Now, I will skip a lot of things, suffice to say, the Junior market in Jamaica has been in operation for a little while now, and about 12 companies have been listed, including Lasco and Dolphin Cove, and ALL the companies on that index receive benefits for being a publicly listed company, the most attractive being a 10 year tax break (5 years full tax break and 5 years of 50% tax). Junior markets seem to be a normal thing around the world.
Should big name companies be allowed to go tax free? How much, and for how long?
So now that I have explained that, In the Sunday Observer (Nov 27, 2011), Robert Johnson discusses the issue of the tax breaks received by the companies on the Junior Market and explains reasons why people should not get too agitated about these companies not paying taxes as a benefit for being a listed company.

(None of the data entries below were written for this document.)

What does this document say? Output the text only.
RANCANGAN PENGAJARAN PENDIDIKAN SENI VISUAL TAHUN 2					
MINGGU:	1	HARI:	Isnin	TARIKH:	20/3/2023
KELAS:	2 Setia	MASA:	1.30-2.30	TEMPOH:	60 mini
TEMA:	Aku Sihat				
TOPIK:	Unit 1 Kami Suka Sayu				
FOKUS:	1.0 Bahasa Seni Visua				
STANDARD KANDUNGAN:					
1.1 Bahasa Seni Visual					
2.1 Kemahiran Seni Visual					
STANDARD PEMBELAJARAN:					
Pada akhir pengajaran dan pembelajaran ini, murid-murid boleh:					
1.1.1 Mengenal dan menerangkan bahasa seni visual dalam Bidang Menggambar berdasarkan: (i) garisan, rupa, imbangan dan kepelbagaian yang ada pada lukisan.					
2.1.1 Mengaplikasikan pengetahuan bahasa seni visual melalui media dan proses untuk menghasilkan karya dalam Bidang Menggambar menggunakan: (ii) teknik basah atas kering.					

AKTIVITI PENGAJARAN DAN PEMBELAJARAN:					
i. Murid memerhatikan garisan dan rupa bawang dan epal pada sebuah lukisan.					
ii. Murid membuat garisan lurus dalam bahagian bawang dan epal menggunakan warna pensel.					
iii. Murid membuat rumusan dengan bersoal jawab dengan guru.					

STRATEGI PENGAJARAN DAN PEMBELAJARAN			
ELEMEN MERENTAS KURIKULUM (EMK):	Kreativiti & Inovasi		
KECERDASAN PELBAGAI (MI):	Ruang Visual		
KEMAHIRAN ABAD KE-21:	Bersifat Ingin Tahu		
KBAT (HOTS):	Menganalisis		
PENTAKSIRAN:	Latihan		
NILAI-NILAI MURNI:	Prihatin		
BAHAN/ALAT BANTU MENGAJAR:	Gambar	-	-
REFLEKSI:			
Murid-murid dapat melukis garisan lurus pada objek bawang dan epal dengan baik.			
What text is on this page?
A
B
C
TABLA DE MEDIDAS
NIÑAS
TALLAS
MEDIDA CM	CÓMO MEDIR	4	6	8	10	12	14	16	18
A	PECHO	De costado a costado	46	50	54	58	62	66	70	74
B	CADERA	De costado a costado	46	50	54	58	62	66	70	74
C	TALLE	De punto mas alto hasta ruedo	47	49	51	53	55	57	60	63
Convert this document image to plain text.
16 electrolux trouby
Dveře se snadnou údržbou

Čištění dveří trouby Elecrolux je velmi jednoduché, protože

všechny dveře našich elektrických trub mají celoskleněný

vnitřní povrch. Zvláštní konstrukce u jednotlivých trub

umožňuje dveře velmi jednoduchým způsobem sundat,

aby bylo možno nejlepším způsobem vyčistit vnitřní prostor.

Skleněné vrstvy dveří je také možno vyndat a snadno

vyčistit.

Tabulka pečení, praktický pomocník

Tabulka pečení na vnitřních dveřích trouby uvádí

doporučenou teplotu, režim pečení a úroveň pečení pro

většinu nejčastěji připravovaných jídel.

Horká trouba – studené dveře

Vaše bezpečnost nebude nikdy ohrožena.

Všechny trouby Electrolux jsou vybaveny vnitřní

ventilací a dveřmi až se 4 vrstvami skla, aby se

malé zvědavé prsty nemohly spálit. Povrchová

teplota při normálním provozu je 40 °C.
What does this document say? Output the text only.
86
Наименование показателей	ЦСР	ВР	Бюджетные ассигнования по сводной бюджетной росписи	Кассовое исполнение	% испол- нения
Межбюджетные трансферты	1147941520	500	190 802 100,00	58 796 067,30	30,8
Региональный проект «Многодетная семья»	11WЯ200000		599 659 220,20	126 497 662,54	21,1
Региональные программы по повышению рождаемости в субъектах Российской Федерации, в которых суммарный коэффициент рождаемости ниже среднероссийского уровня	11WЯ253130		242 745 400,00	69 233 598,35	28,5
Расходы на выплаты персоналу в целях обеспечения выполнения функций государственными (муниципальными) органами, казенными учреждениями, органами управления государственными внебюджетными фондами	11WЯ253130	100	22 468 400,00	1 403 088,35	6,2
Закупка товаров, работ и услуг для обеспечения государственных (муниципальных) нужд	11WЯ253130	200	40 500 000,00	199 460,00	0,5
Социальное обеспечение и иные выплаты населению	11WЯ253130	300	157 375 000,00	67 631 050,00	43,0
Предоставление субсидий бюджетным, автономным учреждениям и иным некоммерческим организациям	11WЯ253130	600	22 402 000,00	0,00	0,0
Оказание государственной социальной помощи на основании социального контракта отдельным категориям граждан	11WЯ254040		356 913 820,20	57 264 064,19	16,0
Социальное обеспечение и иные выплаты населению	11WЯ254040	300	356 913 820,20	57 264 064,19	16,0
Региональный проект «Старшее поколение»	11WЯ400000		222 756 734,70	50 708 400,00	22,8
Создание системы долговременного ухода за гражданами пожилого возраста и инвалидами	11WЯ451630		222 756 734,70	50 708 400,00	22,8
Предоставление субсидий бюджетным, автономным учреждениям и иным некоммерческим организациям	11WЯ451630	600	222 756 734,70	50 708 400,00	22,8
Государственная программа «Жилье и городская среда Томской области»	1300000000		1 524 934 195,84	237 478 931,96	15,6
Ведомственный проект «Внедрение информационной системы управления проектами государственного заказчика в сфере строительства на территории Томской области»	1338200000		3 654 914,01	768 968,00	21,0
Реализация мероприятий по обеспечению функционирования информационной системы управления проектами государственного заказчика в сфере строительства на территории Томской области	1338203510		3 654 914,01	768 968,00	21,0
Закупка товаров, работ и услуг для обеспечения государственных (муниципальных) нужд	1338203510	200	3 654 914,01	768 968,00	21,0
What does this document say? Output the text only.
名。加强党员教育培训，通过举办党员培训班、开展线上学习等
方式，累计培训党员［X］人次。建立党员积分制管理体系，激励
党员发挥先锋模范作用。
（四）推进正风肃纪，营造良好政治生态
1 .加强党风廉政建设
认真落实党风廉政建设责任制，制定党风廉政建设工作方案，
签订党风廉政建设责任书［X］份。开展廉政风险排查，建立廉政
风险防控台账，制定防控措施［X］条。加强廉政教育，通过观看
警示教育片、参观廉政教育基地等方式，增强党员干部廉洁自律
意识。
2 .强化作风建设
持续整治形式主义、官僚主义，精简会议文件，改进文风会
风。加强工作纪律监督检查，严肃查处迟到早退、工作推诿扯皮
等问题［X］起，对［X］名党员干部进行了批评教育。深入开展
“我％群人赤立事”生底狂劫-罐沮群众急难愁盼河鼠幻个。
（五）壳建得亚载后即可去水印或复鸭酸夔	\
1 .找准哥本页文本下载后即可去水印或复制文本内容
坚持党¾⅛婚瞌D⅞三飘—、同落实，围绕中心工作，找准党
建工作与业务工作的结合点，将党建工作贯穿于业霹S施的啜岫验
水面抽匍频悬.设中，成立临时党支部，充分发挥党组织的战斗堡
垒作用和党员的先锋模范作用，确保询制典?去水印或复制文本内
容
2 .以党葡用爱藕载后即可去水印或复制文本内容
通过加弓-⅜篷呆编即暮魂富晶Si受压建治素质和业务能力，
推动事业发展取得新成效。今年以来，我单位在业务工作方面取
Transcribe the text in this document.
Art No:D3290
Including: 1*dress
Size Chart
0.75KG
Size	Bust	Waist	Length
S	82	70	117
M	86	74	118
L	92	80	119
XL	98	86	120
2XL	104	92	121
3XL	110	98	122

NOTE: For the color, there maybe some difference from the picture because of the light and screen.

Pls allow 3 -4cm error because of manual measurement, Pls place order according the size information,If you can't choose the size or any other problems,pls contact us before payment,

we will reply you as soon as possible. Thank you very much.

Please note, that the Junior Market has very reputable and high profitable companies that are listed on it. In their defence however he states;
THOSE who snarl at company tax incentives ignore the fact that corporate taxes account for less than 10 per cent of the island’s J$287.2-billion annual revenue. And like hungry wolves, many have pounced on the 10-year tax holiday offered to the small to medium enterprises that list on the Junior Stock Market. Yet, they are missing the point.
Consider this. As a result of competitive pressures, for the last two financial years Carib Cement has lost money. Given our current tax regime, Carib Cement is able to carry forward nearly $685 million in tax credit resulting from its performance in 2010. This, I would argue is in multiples of what the government has foregone from the new companies listed on the Junior Market.
Another eye opener though was the number of tax acts which he states currently exist in Jamaica.
There are approximately 12 incentive acts covering almost every major industry, from mining to motion pictures with tax holidays that range from five years to 10 years. There is the
- Foreign Sales Corporation Act;
- the Urban Renewal Act;
- the Hotel (Incentives) Act;
- the Export Industry Encouragement Act;
- the Resorts Cottages (Incentives Act);
- the Jamaica Export Free Zones Act;
- the Shipping (Incentives) Act;
- the Industrial Finance Companies (Income Tax Relief) Act;
- the Jamaica National Heritage Trust Act;
- the Bauxite & Alumina Industries Encouragement Act;
- the Petroleum Refinery Encouragement Act;
- the Approved Farmer Status;
- and the Venture Capital and Accelerated Depreciation Act.
Do I believe big named, highly profitable companies on the Junior market should go tax free? Do I believe the system was properly set up to benefit both the companies and the country? It should be noted that without proper background on the matter we can easily misunderstand the objective of the Junior market and why the regulators have set up regulations like these. One undeniably major pull to ensure that more companies are listed (and remain) on the Junior stock market in Jamaica is the tax break incentive put in place. I would agree that the tax breaks are very attractive which is causing tremendous growth in the stock exchange. However should the breaks have been so long and uncapped remain another issue.
What do you think about the tax breaks given to companies listed on the Junior Stock Exchange? Trinidad is currently thinking to launch their own Junior Exchange, should they take a similar approach?